Sir Wes, a former outstanding fast bowler, played in 48 Tests from 1958 to 1969 in which he took 192 wickets, including five wickets in an innings nine times and 10 wickets in a match on one occasion. In 170 first-class matches, Hall claimed 546 wickets at an average of 26.14. After retiring from the game he served in several positions including longstanding Manager of the West Indies team and President of the WICB.
In a statement on Thursday, Whycliffe ‘Dave’ Cameron, President of the WICB hailed Sir Wes as a true ambassador of West Indies cricket and one of the region’s finest.
“On behalf of the WICB and all supporters of West Indies cricket I want to offer congratulations to the great Sir Wes Hall on being inducted into the ICC Hall of Fame today. This is a superb honour bestowed on one of the greatest fast bowlers the world has ever seen and one of the finest gentlemen in the game of cricket and Caribbean life,” Cameron said.

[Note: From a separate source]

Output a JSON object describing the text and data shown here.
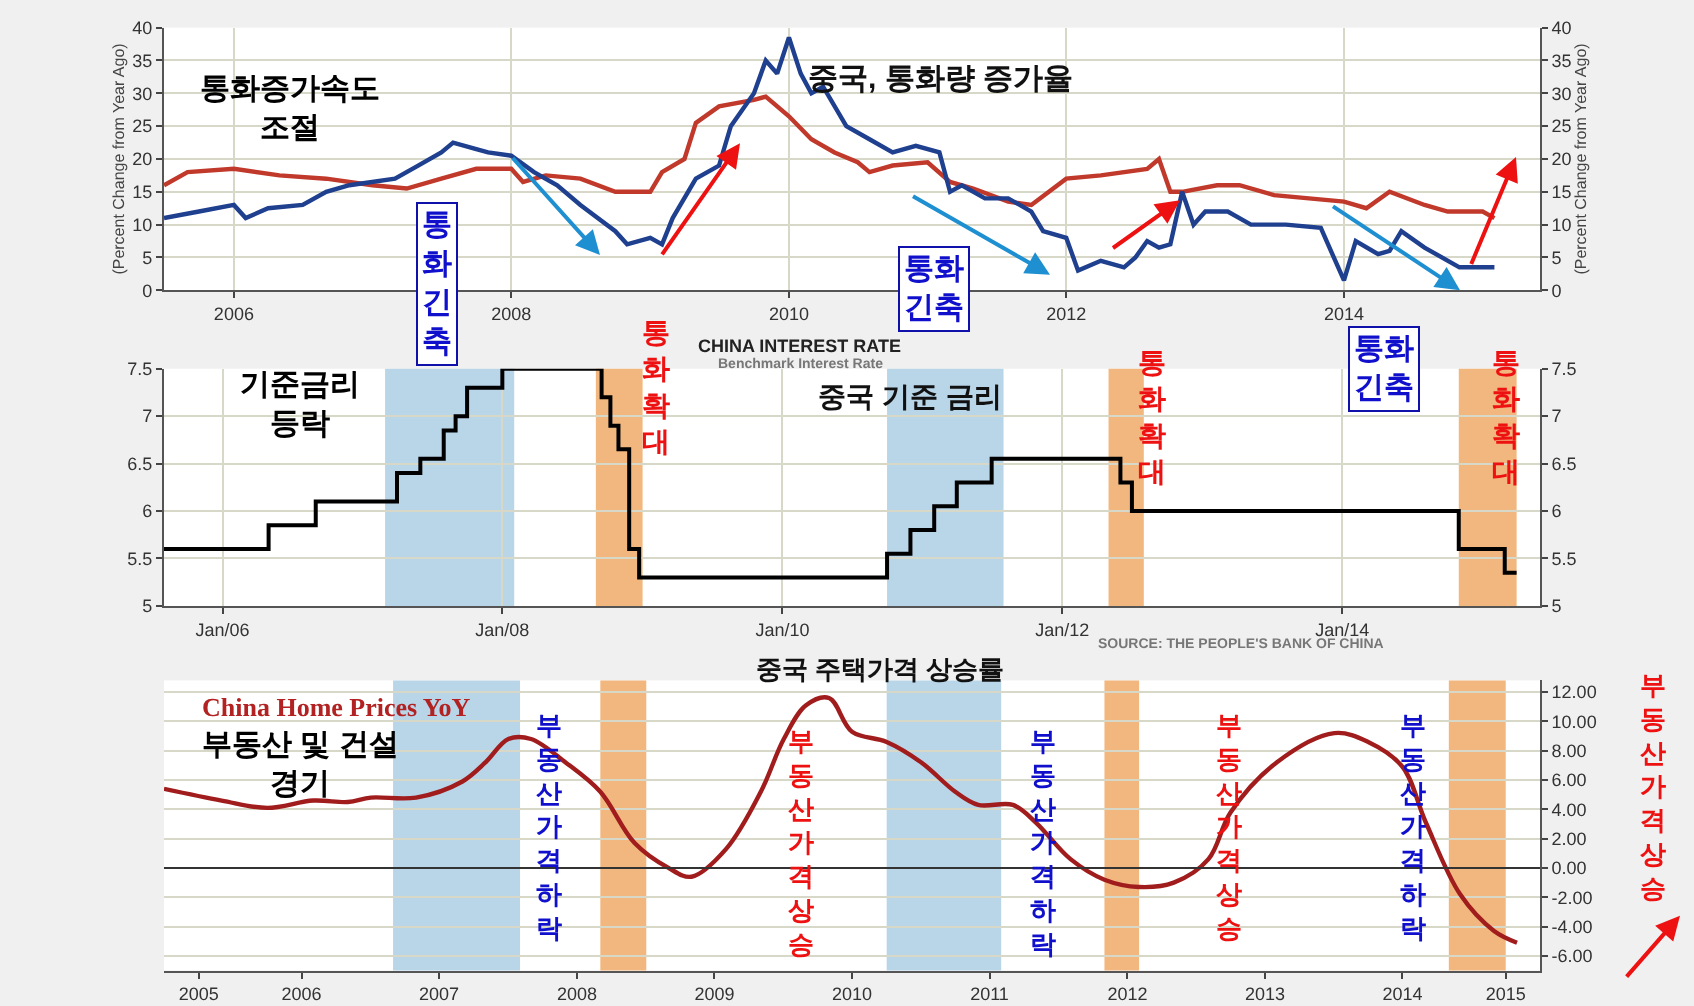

“He played the game with mind, body, heart and soul. After his playing days were over he gave back even more to the game and was hands-on at all levels in West Indies cricket. We say a great ‘thank you’ to this great man for what he achieved on the field as well as what he did for West Indies cricket and West Indian people.”
Sir Wes was presented with his Hall of Fame cap by Courtney Walsh at Sabina Park during the lunch break on the first day of the second Test match between West Indies and Australia. Sir Wes is the 18th West Indian to be inducted into the ICC Hall of Fame.
Sir Wes was accompanied by his daughter Dr Kerry Hall. Also present at the ceremony were: Sir Everton Weekes, Sir Curtly Ambrose, Clive Lloyd and the members of the West Indies and Australia teams.